Assemblyman Blankenbush then answered questions from the local senior citizens for several moments before introducing Acting St. Lawrence County Clerk Sandra Santamoor, who is running for the St. Lawrence County Clerk seat in the 2019 General Election. Assemblyman Blankenbush encouraged all those in attendance to take the opportunity to meet and talk with Mrs. Santamoor. A great applause sounded as Assemblyman Blankenbush handed the microphone to the candidate.
“Hi, for those of you who don’t know me, I was (former St. Lawrence County Clerk) Mary Lou Rupp's deputy for eight years. She trained me well,” Mrs. Santamoor said. “I am prepared to do the job. We have a lot of things in the works right now, but we will continue from what Mary Lou started – e-filing, e-reporting, it all saves the county time and money. Right now, I am in the process of getting a $125,000 grant to have all of our civil and criminal files digitized so that they are available. We are trying to figure out a way to move the road test site in Canton, so I am working with the State DMV and the Village of Canton. If anyone has been down Judson St. in Canton, they know we have the village buses on one side and road testing on the other, which causes a very dangerous situation. So we are working on that... Downstate business, that is our big one. We are still doing that. We make a lot of money doing that. It helps with the tax levy, so it is important to keep that business going.
“As well as you all know here locally, in Gouverneur, we put in a new terminal in there, so we now have three staff there. We are trying to keep on top of the downstate business and make sure that we are providing the best service that we can to the local residents. In a couple weeks we will be opening a new terminal in Massena, so we will have four staff there. We have three in Ogdensburg and 13 in Canton. If you all keep doing your business locally, we would appreciate it. It really does benefit everyone in the county. Hopefully, I look forward to serving you all for four years beyond this.”

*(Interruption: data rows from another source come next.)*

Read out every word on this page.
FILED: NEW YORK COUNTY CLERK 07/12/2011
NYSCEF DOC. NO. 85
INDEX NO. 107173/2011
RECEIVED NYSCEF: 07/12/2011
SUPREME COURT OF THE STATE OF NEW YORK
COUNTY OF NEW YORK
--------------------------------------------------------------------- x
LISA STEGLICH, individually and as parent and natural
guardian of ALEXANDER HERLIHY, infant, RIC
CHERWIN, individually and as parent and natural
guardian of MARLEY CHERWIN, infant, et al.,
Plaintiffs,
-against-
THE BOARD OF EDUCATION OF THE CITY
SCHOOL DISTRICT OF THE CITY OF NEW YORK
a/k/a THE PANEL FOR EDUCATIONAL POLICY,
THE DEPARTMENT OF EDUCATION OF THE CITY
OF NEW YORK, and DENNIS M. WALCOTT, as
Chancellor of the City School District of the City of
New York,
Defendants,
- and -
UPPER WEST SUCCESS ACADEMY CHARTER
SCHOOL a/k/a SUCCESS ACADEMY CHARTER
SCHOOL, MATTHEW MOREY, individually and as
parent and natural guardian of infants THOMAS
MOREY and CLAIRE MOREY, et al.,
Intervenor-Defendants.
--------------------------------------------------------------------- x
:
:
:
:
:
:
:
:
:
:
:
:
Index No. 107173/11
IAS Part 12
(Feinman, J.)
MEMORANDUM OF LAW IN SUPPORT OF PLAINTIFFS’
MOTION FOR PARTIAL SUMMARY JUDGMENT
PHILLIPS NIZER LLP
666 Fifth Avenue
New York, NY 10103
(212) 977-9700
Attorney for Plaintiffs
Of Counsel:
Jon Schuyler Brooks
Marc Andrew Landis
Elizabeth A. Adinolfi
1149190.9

At the conclusion of her address, Gouverneur Senior Citizens Club President Joanne Bitter extended gratitude to both Assemblyman Ken Blankenbush and Acting St. Lawrence County Clerk Sandra Santamoor for their speaking to the crowd gathered, and all gave a rousing round of applause. Other local dignitaries in attendance included Town of Gouverneur Supervisor Dave Spilman, Jr., Town of Gouverneur Deputy Supervisor Eldon Conklin, and Town of Gouverneur Councilman Eldon Conklin, among others.
The Gouverneur Senior Citizens Club then continued with their regular monthly board meeting at the Gouverneur Community Center.